The Labour Party has finally come to its senses and all it took was one of the crushing defeats in its modern-history to get its act right. After Jeremy Corbyn’s mess, the party is now on a course-correction mode, looking to carefully huddle its pieces that were left broken in the suicidal campaign orchestrated by Corbyn.
The new Labour leader Kier Starmer has declared a 180-degree change in the stance of his party as he begins to repair relations with India and British Indians who had swayed to the conservatives in the general elections held last year.
The Labour Friends of India and Kier Starmer released a joint statement yesterday saying “We must not allow issues of the sub-continent to divide communities here. Any constitutional issues in India are a matter for the Indian Parliament and Kashmir is a bilateral issue for India and Pakistan to resolve peacefully. Labour is an internationalist Party and stands for the defense of human rights everywhere.”

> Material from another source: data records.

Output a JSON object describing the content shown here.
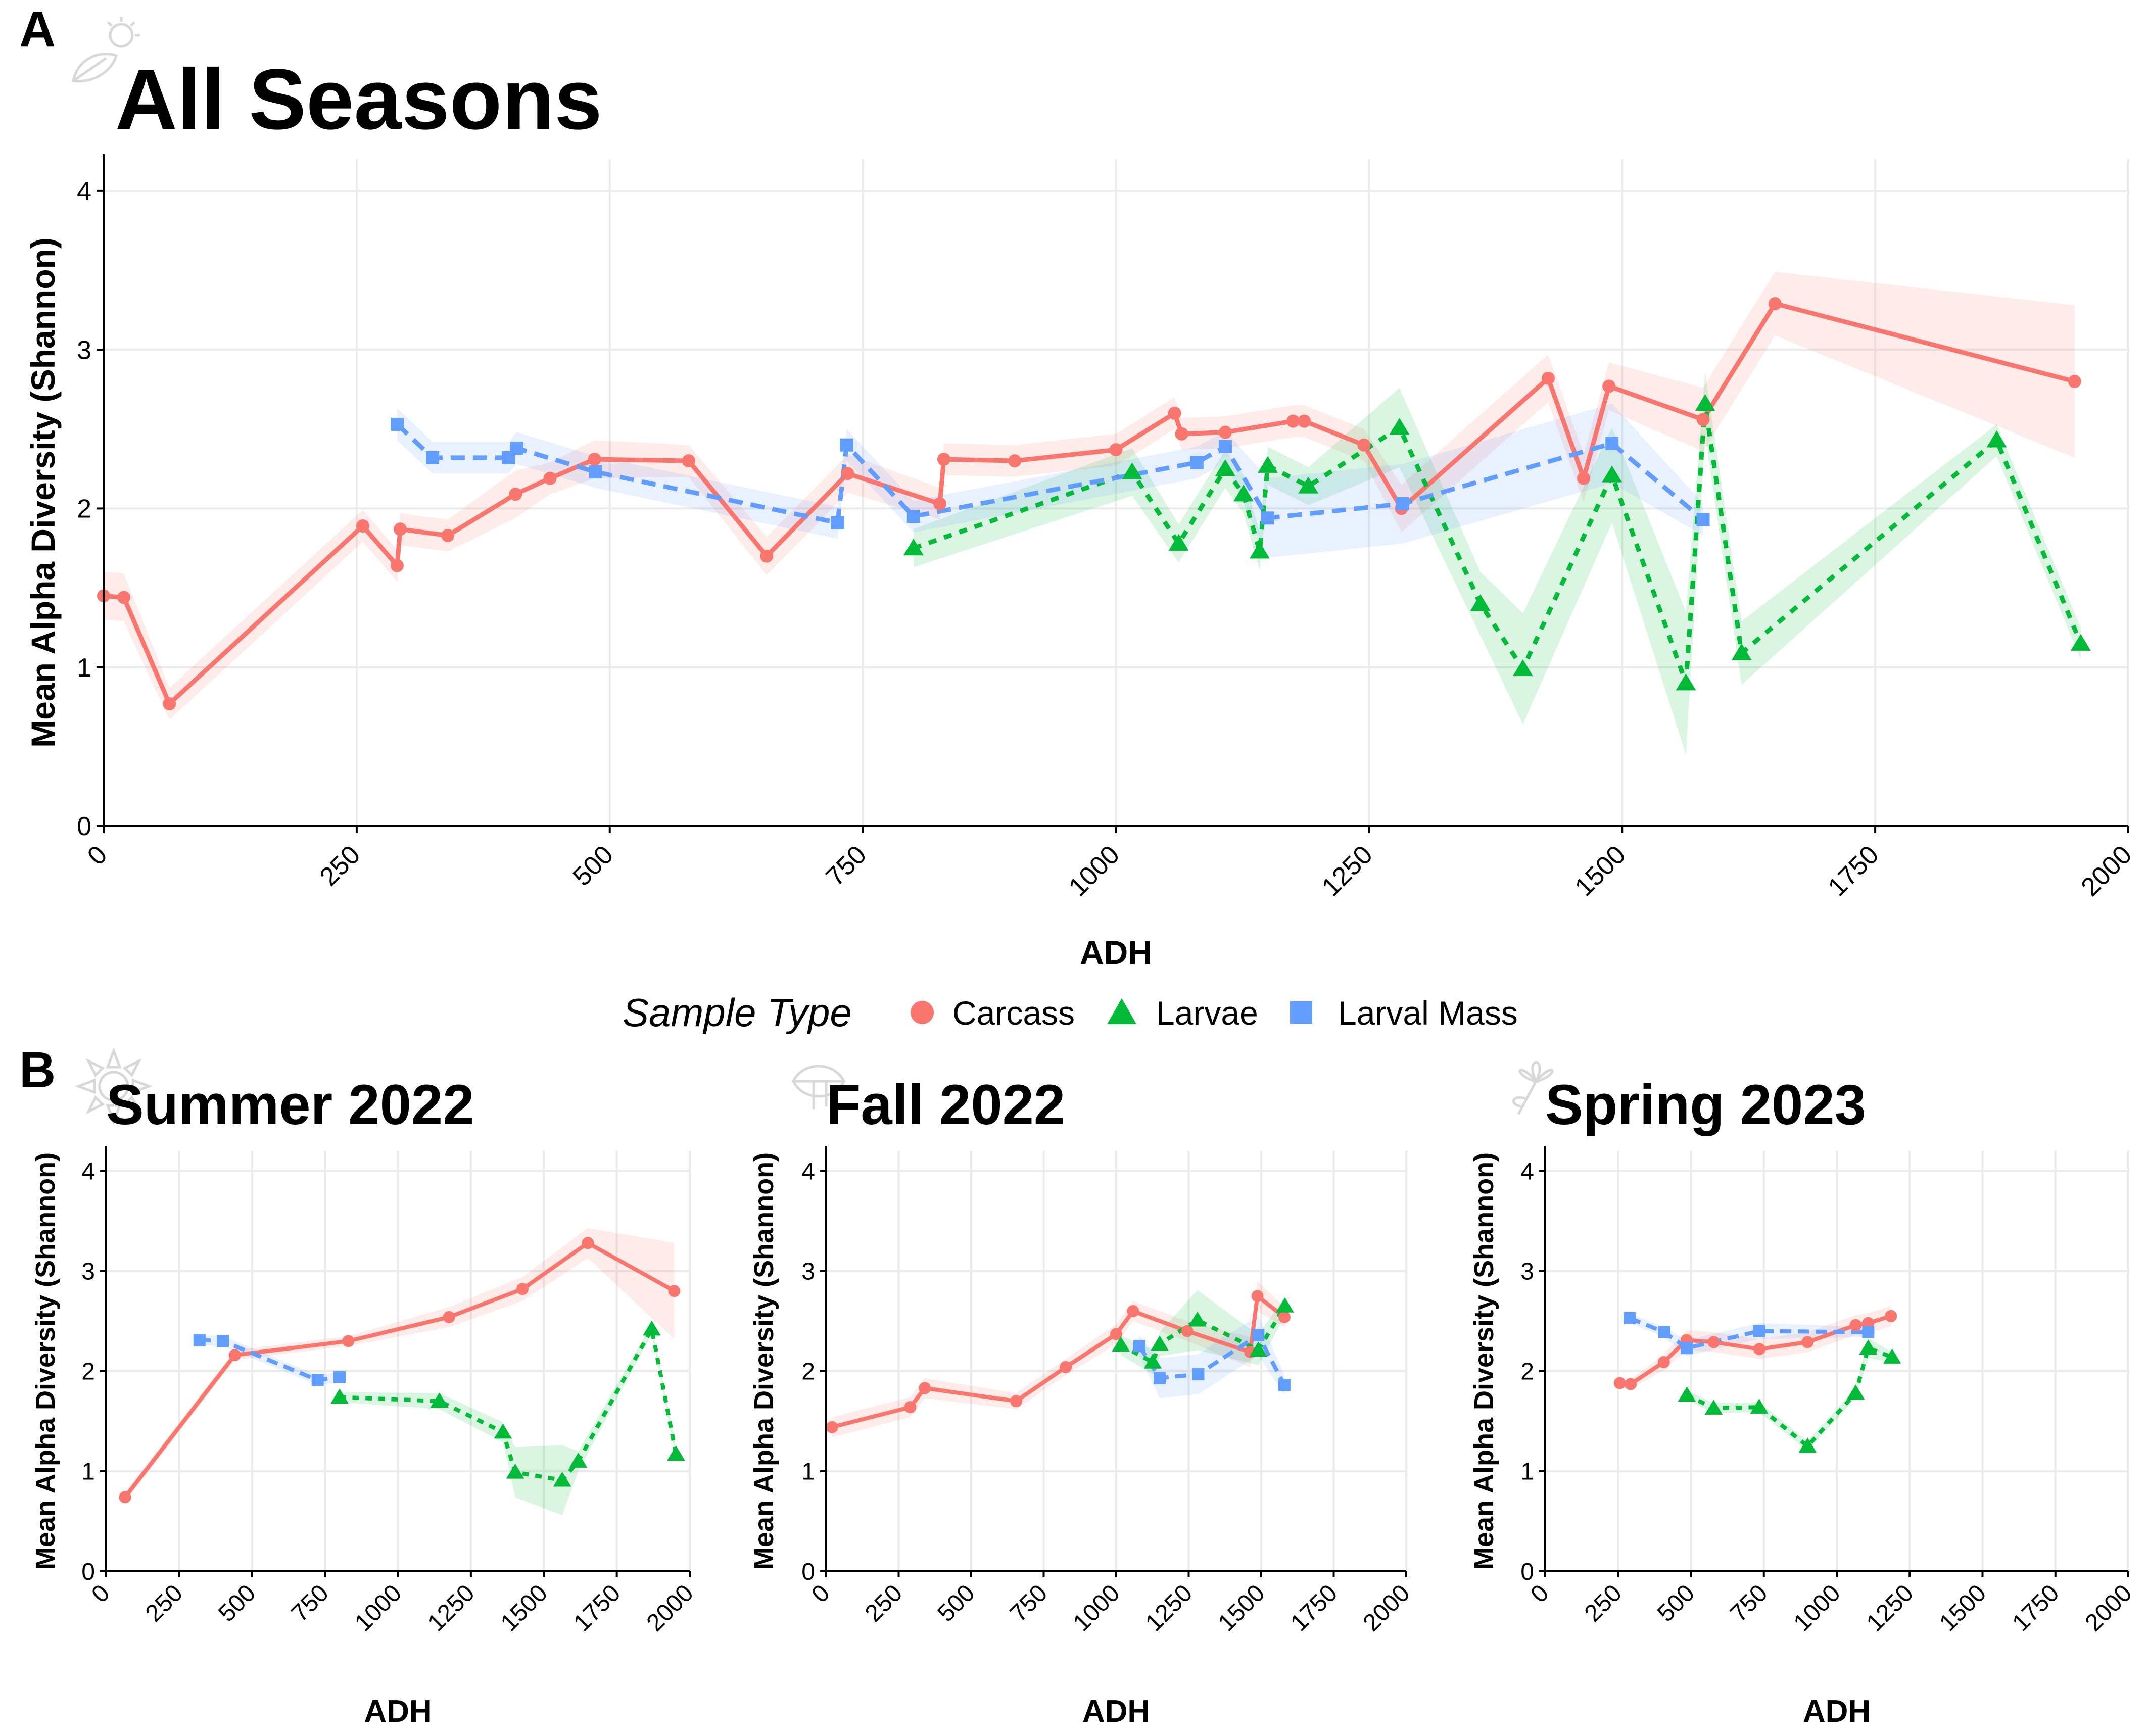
{
  "panel_tags": {
    "top": "A",
    "bottom": "B"
  },
  "legend": {
    "title": "Sample Type",
    "entries": [
      {
        "label": "Carcass",
        "shape": "circle",
        "color": "#F8766D"
      },
      {
        "label": "Larvae",
        "shape": "triangle",
        "color": "#00BA38"
      },
      {
        "label": "Larval Mass",
        "shape": "square",
        "color": "#619CFF"
      }
    ]
  },
  "season_icons": [
    "sun-leaf-icon",
    "sun-icon",
    "leaf-icon",
    "flower-icon"
  ],
  "chart_data": [
    {
      "id": "all",
      "type": "line",
      "title": "All Seasons",
      "xlabel": "ADH",
      "ylabel": "Mean Alpha Diversity (Shannon)",
      "xlim": [
        0,
        2000
      ],
      "ylim": [
        0,
        4.2
      ],
      "xticks": [
        0,
        250,
        500,
        750,
        1000,
        1250,
        1500,
        1750,
        2000
      ],
      "yticks": [
        0,
        1,
        2,
        3,
        4
      ],
      "grid": true,
      "series": [
        {
          "name": "Carcass",
          "color": "#F8766D",
          "dash": "solid",
          "shape": "circle",
          "points": [
            [
              0,
              1.45
            ],
            [
              20,
              1.44
            ],
            [
              65,
              0.77
            ],
            [
              256,
              1.89
            ],
            [
              290,
              1.64
            ],
            [
              293,
              1.87
            ],
            [
              340,
              1.83
            ],
            [
              407,
              2.09
            ],
            [
              441,
              2.19
            ],
            [
              485,
              2.31
            ],
            [
              578,
              2.3
            ],
            [
              655,
              1.7
            ],
            [
              735,
              2.22
            ],
            [
              826,
              2.03
            ],
            [
              830,
              2.31
            ],
            [
              900,
              2.3
            ],
            [
              1000,
              2.37
            ],
            [
              1058,
              2.6
            ],
            [
              1065,
              2.47
            ],
            [
              1108,
              2.48
            ],
            [
              1175,
              2.55
            ],
            [
              1186,
              2.55
            ],
            [
              1245,
              2.4
            ],
            [
              1282,
              2.0
            ],
            [
              1427,
              2.82
            ],
            [
              1462,
              2.19
            ],
            [
              1487,
              2.77
            ],
            [
              1580,
              2.56
            ],
            [
              1651,
              3.29
            ],
            [
              1947,
              2.8
            ]
          ],
          "band": [
            0.15,
            0.15,
            0.1,
            0.1,
            0.1,
            0.1,
            0.1,
            0.15,
            0.1,
            0.12,
            0.1,
            0.12,
            0.12,
            0.1,
            0.1,
            0.1,
            0.1,
            0.1,
            0.1,
            0.1,
            0.1,
            0.1,
            0.1,
            0.15,
            0.15,
            0.15,
            0.15,
            0.2,
            0.2,
            0.48
          ]
        },
        {
          "name": "Larvae",
          "color": "#00BA38",
          "dash": "8,8",
          "shape": "triangle",
          "points": [
            [
              800,
              1.75
            ],
            [
              1016,
              2.23
            ],
            [
              1062,
              1.78
            ],
            [
              1108,
              2.25
            ],
            [
              1126,
              2.09
            ],
            [
              1142,
              1.73
            ],
            [
              1150,
              2.27
            ],
            [
              1190,
              2.14
            ],
            [
              1280,
              2.51
            ],
            [
              1360,
              1.4
            ],
            [
              1402,
              0.99
            ],
            [
              1490,
              2.21
            ],
            [
              1563,
              0.9
            ],
            [
              1582,
              2.66
            ],
            [
              1618,
              1.09
            ],
            [
              1870,
              2.43
            ],
            [
              1953,
              1.15
            ]
          ],
          "band": [
            0.12,
            0.15,
            0.12,
            0.12,
            0.12,
            0.12,
            0.12,
            0.12,
            0.25,
            0.2,
            0.35,
            0.3,
            0.45,
            0.2,
            0.2,
            0.1,
            0.1
          ]
        },
        {
          "name": "Larval Mass",
          "color": "#619CFF",
          "dash": "14,8",
          "shape": "square",
          "points": [
            [
              290,
              2.53
            ],
            [
              325,
              2.32
            ],
            [
              400,
              2.32
            ],
            [
              408,
              2.38
            ],
            [
              486,
              2.23
            ],
            [
              725,
              1.91
            ],
            [
              734,
              2.4
            ],
            [
              800,
              1.95
            ],
            [
              1080,
              2.29
            ],
            [
              1108,
              2.39
            ],
            [
              1150,
              1.94
            ],
            [
              1283,
              2.03
            ],
            [
              1490,
              2.41
            ],
            [
              1580,
              1.93
            ]
          ],
          "band": [
            0.1,
            0.1,
            0.1,
            0.1,
            0.1,
            0.1,
            0.1,
            0.1,
            0.1,
            0.1,
            0.25,
            0.25,
            0.25,
            0.1
          ]
        }
      ]
    },
    {
      "id": "summer",
      "type": "line",
      "title": "Summer 2022",
      "xlabel": "ADH",
      "ylabel": "Mean Alpha Diversity (Shannon)",
      "xlim": [
        0,
        2000
      ],
      "ylim": [
        0,
        4.2
      ],
      "xticks": [
        0,
        250,
        500,
        750,
        1000,
        1250,
        1500,
        1750,
        2000
      ],
      "yticks": [
        0,
        1,
        2,
        3,
        4
      ],
      "grid": true,
      "series": [
        {
          "name": "Carcass",
          "color": "#F8766D",
          "dash": "solid",
          "shape": "circle",
          "points": [
            [
              65,
              0.74
            ],
            [
              441,
              2.16
            ],
            [
              830,
              2.3
            ],
            [
              1175,
              2.54
            ],
            [
              1427,
              2.82
            ],
            [
              1651,
              3.28
            ],
            [
              1947,
              2.8
            ]
          ],
          "band": [
            0.05,
            0.05,
            0.05,
            0.1,
            0.12,
            0.15,
            0.48
          ]
        },
        {
          "name": "Larvae",
          "color": "#00BA38",
          "dash": "8,8",
          "shape": "triangle",
          "points": [
            [
              800,
              1.74
            ],
            [
              1142,
              1.7
            ],
            [
              1360,
              1.39
            ],
            [
              1402,
              0.99
            ],
            [
              1563,
              0.91
            ],
            [
              1618,
              1.1
            ],
            [
              1870,
              2.42
            ],
            [
              1953,
              1.17
            ]
          ],
          "band": [
            0.05,
            0.08,
            0.1,
            0.25,
            0.35,
            0.1,
            0.05,
            0.05
          ]
        },
        {
          "name": "Larval Mass",
          "color": "#619CFF",
          "dash": "14,8",
          "shape": "square",
          "points": [
            [
              320,
              2.31
            ],
            [
              400,
              2.3
            ],
            [
              725,
              1.91
            ],
            [
              800,
              1.94
            ]
          ],
          "band": [
            0.05,
            0.05,
            0.05,
            0.05
          ]
        }
      ]
    },
    {
      "id": "fall",
      "type": "line",
      "title": "Fall 2022",
      "xlabel": "ADH",
      "ylabel": "Mean Alpha Diversity (Shannon)",
      "xlim": [
        0,
        2000
      ],
      "ylim": [
        0,
        4.2
      ],
      "xticks": [
        0,
        250,
        500,
        750,
        1000,
        1250,
        1500,
        1750,
        2000
      ],
      "yticks": [
        0,
        1,
        2,
        3,
        4
      ],
      "grid": true,
      "series": [
        {
          "name": "Carcass",
          "color": "#F8766D",
          "dash": "solid",
          "shape": "circle",
          "points": [
            [
              20,
              1.44
            ],
            [
              290,
              1.64
            ],
            [
              340,
              1.83
            ],
            [
              655,
              1.7
            ],
            [
              826,
              2.04
            ],
            [
              1000,
              2.37
            ],
            [
              1058,
              2.6
            ],
            [
              1245,
              2.4
            ],
            [
              1462,
              2.19
            ],
            [
              1487,
              2.75
            ],
            [
              1580,
              2.54
            ]
          ],
          "band": [
            0.1,
            0.1,
            0.1,
            0.08,
            0.08,
            0.1,
            0.1,
            0.1,
            0.15,
            0.15,
            0.1
          ]
        },
        {
          "name": "Larvae",
          "color": "#00BA38",
          "dash": "8,8",
          "shape": "triangle",
          "points": [
            [
              1016,
              2.26
            ],
            [
              1126,
              2.09
            ],
            [
              1150,
              2.27
            ],
            [
              1280,
              2.51
            ],
            [
              1490,
              2.21
            ],
            [
              1582,
              2.65
            ]
          ],
          "band": [
            0.1,
            0.12,
            0.12,
            0.3,
            0.15,
            0.1
          ]
        },
        {
          "name": "Larval Mass",
          "color": "#619CFF",
          "dash": "14,8",
          "shape": "square",
          "points": [
            [
              1080,
              2.25
            ],
            [
              1150,
              1.93
            ],
            [
              1283,
              1.97
            ],
            [
              1490,
              2.36
            ],
            [
              1580,
              1.86
            ]
          ],
          "band": [
            0.1,
            0.2,
            0.2,
            0.2,
            0.1
          ]
        }
      ]
    },
    {
      "id": "spring",
      "type": "line",
      "title": "Spring 2023",
      "xlabel": "ADH",
      "ylabel": "Mean Alpha Diversity (Shannon)",
      "xlim": [
        0,
        2000
      ],
      "ylim": [
        0,
        4.2
      ],
      "xticks": [
        0,
        250,
        500,
        750,
        1000,
        1250,
        1500,
        1750,
        2000
      ],
      "yticks": [
        0,
        1,
        2,
        3,
        4
      ],
      "grid": true,
      "series": [
        {
          "name": "Carcass",
          "color": "#F8766D",
          "dash": "solid",
          "shape": "circle",
          "points": [
            [
              256,
              1.88
            ],
            [
              293,
              1.87
            ],
            [
              407,
              2.09
            ],
            [
              485,
              2.31
            ],
            [
              578,
              2.29
            ],
            [
              735,
              2.22
            ],
            [
              900,
              2.29
            ],
            [
              1065,
              2.46
            ],
            [
              1108,
              2.48
            ],
            [
              1186,
              2.55
            ]
          ],
          "band": [
            0.05,
            0.05,
            0.08,
            0.1,
            0.1,
            0.1,
            0.1,
            0.1,
            0.1,
            0.1
          ]
        },
        {
          "name": "Larvae",
          "color": "#00BA38",
          "dash": "8,8",
          "shape": "triangle",
          "points": [
            [
              486,
              1.76
            ],
            [
              578,
              1.63
            ],
            [
              734,
              1.64
            ],
            [
              900,
              1.25
            ],
            [
              1065,
              1.78
            ],
            [
              1108,
              2.23
            ],
            [
              1190,
              2.14
            ]
          ],
          "band": [
            0.05,
            0.05,
            0.05,
            0.05,
            0.05,
            0.1,
            0.05
          ]
        },
        {
          "name": "Larval Mass",
          "color": "#619CFF",
          "dash": "14,8",
          "shape": "square",
          "points": [
            [
              290,
              2.53
            ],
            [
              408,
              2.39
            ],
            [
              486,
              2.23
            ],
            [
              734,
              2.4
            ],
            [
              1108,
              2.39
            ]
          ],
          "band": [
            0.05,
            0.05,
            0.08,
            0.08,
            0.05
          ]
        }
      ]
    }
  ]
}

Starmer said that he would ensure Labour did not use the dispute on the subcontinent to “divide our communities in the UK” and that a Labour government under his leadership would build “even stronger links with India, like we saw under previous Labour governments”,
The 1.5 million-strong British Indian Community, which had decisive votes in at least 40 constituencies, overwhelmingly supported the Boris Johnson led Conservative party in the elections held in November last year.
Consequently, the race to 10 Downing Street was won fair and square by Boris Johnson whereas Corbyn was left staring down the barrel when he bottled the elections with his far-left policies. Jeremy emerged as a sore loser when he tried to pin his loss on the Brexit campaign.
The then Labour leader had infuriated the Indian diaspora for taking a Pro-Pakistan stand when he brought in an emergency motion saying there was a “major humanitarian crisis taking place in Kashmir”.
His stance on Kashmir was clear in his August 2019 tweet: “The situation in Kashmir is deeply disturbing. Human rights abuses taking place are unacceptable. The rights of the Kashmiri people must be respected and UN resolutions implemented.”
The situation in Kashmir is deeply disturbing. Human rights abuses taking place are unacceptable. The rights of the Kashmiri people must be respected and UN resolutions implemented.
— Jeremy Corbyn (@jeremycorbyn) August 11, 2019
British Indians rejected the idea that Britain has a neo-colonial role to play dictating the affairs of other nations, especially a sovereign nation like India. Ultimately, Corbyn and the Labour Party was dumped by the voters.
Unlike the Pakistani populace of Britain, the Indian community does not vote in blocs, and therefore when Corby riled the diaspora, he was snubbed and it came at the cost of losing the crucial seats which otherwise the Labours would have in its bag.
Regular jibes and accusations of anti-Semitism and sympathizing with terrorists were hurled at Corbyn’s side for his disastrous dream of creating a global ‘radical left’
It is an encouraging sign that Starmer has acknowledged the wedge that was driving British Indians away but he should also refrain from saying that Kashmir is a bilateral issue.
After the abrogation of Article 370, Kashmir is a non-issue. Period. And therefore if even a whiff of meddling in India’s internal matters comes from the colonial power hungover Labour Party, then the Indian voters will likely, steer away from it.
Rishi Sunak, Priti Patel, Alok Sharma are some of the few Indian diaspora members that hold key positions in the Boris Johnson-government, and hence it will take a lot on the part of Labour to even get a foot inside the door.
Starmer’s statement is a major step towards mending the relationship-ties with the Indian diaspora in the UK India but he should also own up to the hate campaign that was initiated last year and apologize for some of the Hindu phobic comments that were ushered.
Moreover, the Labour Party is still not unequivocal with Starmer’s change of stance. London’s vice-chair of the Labour Party, Seema Chandwani, differed from Starmer saying “he cannot meet with an unaffiliated unaccountable group of people and change the conference position on Kashmir unilaterally”.
I really hope that @NazShahBfd @Afzal4Gorton @TanDhesi speak out. You’ve been great on this and cannot feel fear now. @Keir_Starmer cannot meet with an unaffiliated unaccountable group of people and change the Conference position on Kashmir unilaterally. https://t.co/4KTqZi2bbl
— Seema Chandwani #StayAtHome (@SeemaChandwani) April 30, 2020
Whatever the outcome of the civil war inside the Labour Party be, India needs to keep its guard up and not take Labour Party for its words. After all, the Brits are famous for back-stabbing and who has more historical bragging rights on it than the Labour Party.
However, the might of Indian diaspora and the clout it enjoys in the UK has been cemented with both the parties rallying behind the community like pooches to earn its goodwill. And they say we were colonized.